🤖 AI Summary
To address privacy leakage and insufficient personalization arising from centralized RLHF—which requires aggregating raw data and human feedback—this paper proposes Federated Reinforcement Learning with Human Feedback (FedRLHF). FedRLHF enables collaborative policy learning across multiple clients without sharing raw data or feedback: each client trains a personalized reward model using local human feedback and optimizes its policy accordingly, while distributed policy updates are aggregated via a convergence-driven mechanism. Theoretically, we establish the first convergence guarantee for FedRLHF and derive a scalable sample complexity bound. Empirically, on MovieLens and IMDb datasets, FedRLHF matches the performance of centralized RLHF while significantly improving cross-client personalization and strictly preserving data privacy.
📝 Abstract
In the era of increasing privacy concerns and demand for personalized experiences, traditional Reinforcement Learning with Human Feedback (RLHF) frameworks face significant challenges due to their reliance on centralized data.

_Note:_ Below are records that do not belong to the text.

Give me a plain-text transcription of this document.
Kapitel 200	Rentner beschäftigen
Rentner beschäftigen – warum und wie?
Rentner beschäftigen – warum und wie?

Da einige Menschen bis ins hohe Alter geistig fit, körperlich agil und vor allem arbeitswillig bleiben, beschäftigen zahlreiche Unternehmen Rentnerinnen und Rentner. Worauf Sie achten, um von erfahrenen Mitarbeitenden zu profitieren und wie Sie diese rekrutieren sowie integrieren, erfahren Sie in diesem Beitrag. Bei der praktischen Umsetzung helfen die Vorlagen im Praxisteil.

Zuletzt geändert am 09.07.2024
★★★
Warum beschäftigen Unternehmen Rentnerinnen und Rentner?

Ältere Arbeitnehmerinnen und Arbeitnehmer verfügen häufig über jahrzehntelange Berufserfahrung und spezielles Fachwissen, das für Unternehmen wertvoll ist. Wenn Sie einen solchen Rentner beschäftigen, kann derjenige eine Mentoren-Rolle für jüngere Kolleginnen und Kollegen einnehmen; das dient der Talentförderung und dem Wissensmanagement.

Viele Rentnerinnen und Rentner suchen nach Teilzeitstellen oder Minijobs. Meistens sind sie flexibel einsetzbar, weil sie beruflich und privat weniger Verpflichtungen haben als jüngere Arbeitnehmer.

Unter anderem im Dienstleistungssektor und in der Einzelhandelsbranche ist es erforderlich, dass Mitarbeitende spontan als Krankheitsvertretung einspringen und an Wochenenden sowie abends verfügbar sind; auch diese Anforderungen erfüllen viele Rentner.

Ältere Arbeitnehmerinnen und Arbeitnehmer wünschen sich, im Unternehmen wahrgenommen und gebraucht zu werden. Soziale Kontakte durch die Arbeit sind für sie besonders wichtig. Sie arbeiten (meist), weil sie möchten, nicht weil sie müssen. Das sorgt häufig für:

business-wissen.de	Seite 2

We introduce Federated Reinforcement Learning with Human Feedback (FedRLHF), a novel framework that decentralizes the RLHF process. FedRLHF enables collaborative policy learning across multiple clients without necessitating the sharing of raw data or human feedback, thereby ensuring robust privacy preservation. Leveraging federated reinforcement learning, each client integrates human feedback locally into their reward functions and updates their policies through personalized RLHF processes. We establish rigorous theoretical foundations for FedRLHF, providing convergence guarantees, and deriving sample complexity bounds that scale efficiently with the number of clients. Empirical evaluations on the MovieLens and IMDb datasets demonstrate that FedRLHF not only preserves user privacy but also achieves performance on par with centralized RLHF, while enhancing personalization across diverse client environments.